Naquele dia eu acordei assustado, sem ainda saber o porquê. Cristina havia levantado antes de mim, como sempre, mas havia algo de vazio no ar. Aproveitando a madrugada para trabalhar, eu havia deitado há pouco tempo, e meus olhos resistiam em abrir, assim como minha consciência que alternava entre a vida e a escuridão adormecida, até que ouvi seu grito de dor.
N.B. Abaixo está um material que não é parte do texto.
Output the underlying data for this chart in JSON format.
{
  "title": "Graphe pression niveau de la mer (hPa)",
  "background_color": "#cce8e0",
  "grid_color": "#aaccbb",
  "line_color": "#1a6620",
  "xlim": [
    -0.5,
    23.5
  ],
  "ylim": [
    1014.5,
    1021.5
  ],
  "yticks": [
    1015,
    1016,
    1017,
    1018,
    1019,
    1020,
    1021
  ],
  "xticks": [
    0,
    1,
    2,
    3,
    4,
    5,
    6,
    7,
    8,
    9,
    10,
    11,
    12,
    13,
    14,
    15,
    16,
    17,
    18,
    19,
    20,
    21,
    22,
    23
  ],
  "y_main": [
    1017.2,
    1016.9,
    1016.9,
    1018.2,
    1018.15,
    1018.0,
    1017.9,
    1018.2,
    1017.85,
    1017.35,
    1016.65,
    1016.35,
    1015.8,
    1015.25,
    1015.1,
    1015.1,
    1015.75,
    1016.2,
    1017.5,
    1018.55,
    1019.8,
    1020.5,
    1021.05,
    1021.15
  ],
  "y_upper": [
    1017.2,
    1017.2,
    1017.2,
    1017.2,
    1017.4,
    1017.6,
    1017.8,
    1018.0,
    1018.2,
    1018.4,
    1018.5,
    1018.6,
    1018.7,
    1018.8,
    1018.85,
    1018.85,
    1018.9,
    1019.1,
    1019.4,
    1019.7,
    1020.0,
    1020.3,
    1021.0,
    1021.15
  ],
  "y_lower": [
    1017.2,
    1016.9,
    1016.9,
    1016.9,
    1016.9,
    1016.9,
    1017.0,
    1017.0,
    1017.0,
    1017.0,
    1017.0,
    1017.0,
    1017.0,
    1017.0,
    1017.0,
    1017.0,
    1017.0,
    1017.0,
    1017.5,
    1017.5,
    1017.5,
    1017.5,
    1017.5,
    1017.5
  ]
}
Corri até a sala, onde Cristina se ajoelhava e levava a mão ao peito. Não é que fôssemos velhos, mas já não poderíamos dizer que temos a vida inteira pela frente, e aquilo poderia indicar que teríamos ainda menos. Menos sorrisos, menos abraços, menos eu te amo, menos futuro. Nunca soubemos da família biológica dela, que poderia muito bem ter morrido com ataques fulminantes aos 42, e toda a situação já rodava em minha cabeça meio-acordada. Corri ao seu encontro imaginando o pior. Eu podia ver nossa casa vazia, com as luzes refletindo sem sentido em tons pastéis. A televisão só falaria sobre tragédia e a cozinha não traria mais as boas notícias cobertas com chocolate. O ambiente todo perderia o perfume de lavanda que exalava de sua pele e seria tomado pelo cheiro de gente, o meu cheiro de gente abandonada. Os frascos continuariam destampados, como uma manifestação infantil do meu inconsciente em tentar mantê-la viva, e suas roupas permaneceriam no guarda-roupa porque eu não suportaria tocá-las novamente. Cada vestido me lembraria de um jantar, de um aniversário, de uma viagem. O tecido materializaria a pele que havia por baixo, e a minha satisfação em vê-la se vestir. Eu sentiria falta até mesmo de vê-la usando os pijamas com estampa infantil, como este com ursinhos que ela veste enquanto vai se desfalecendo no chão. O lado dela na cama continuaria com seu formato por alguns meses e então as molas começariam o processo de regeneração, que não seriam capazes de curar a minha dor. Eu não precisaria mais reclamar de levantar para buscar água 2 minutos após deitar, e sentiria falta disso mais do que tudo. Seu chinelinho de pano continuaria debaixo da cama, mas ela não usaria o meu com a desculpa de ser mais confortável. Em consequência, eu passaria a usar o dela, e isso me lembraria que eu sempre gostei de seus pés, tão brancos e delicados. As unhas nunca estavam pintadas e eu achava isso incrivelmente belo. Eu lembraria das poucas vezes em que ela pintava as unhas da mão de vermelho e já chegava da manicure com as desculpas preparadas. Mas eu lembraria mesmo do seus olhos, que mesmo depois de tanto tempo ainda transpareciam vergonha e faziam o rosto corar.
Me ajoelhei junto a ela para entender sua situação e lembrei de quando a pedi em casamento. Eu nunca me senti tão vivo. E agora estou aqui, na mesma posição, procurando a vida nela.
Com cuidado, a levo até o carro e dirijo o mais rápido que posso, buzinando e entrando nos espaços mais improváveis, enquanto olho para ela como se isso a desse mais alguns instantes de vida. O trânsito não anda e o tempo não para. O caminho é longo e a vida é curta.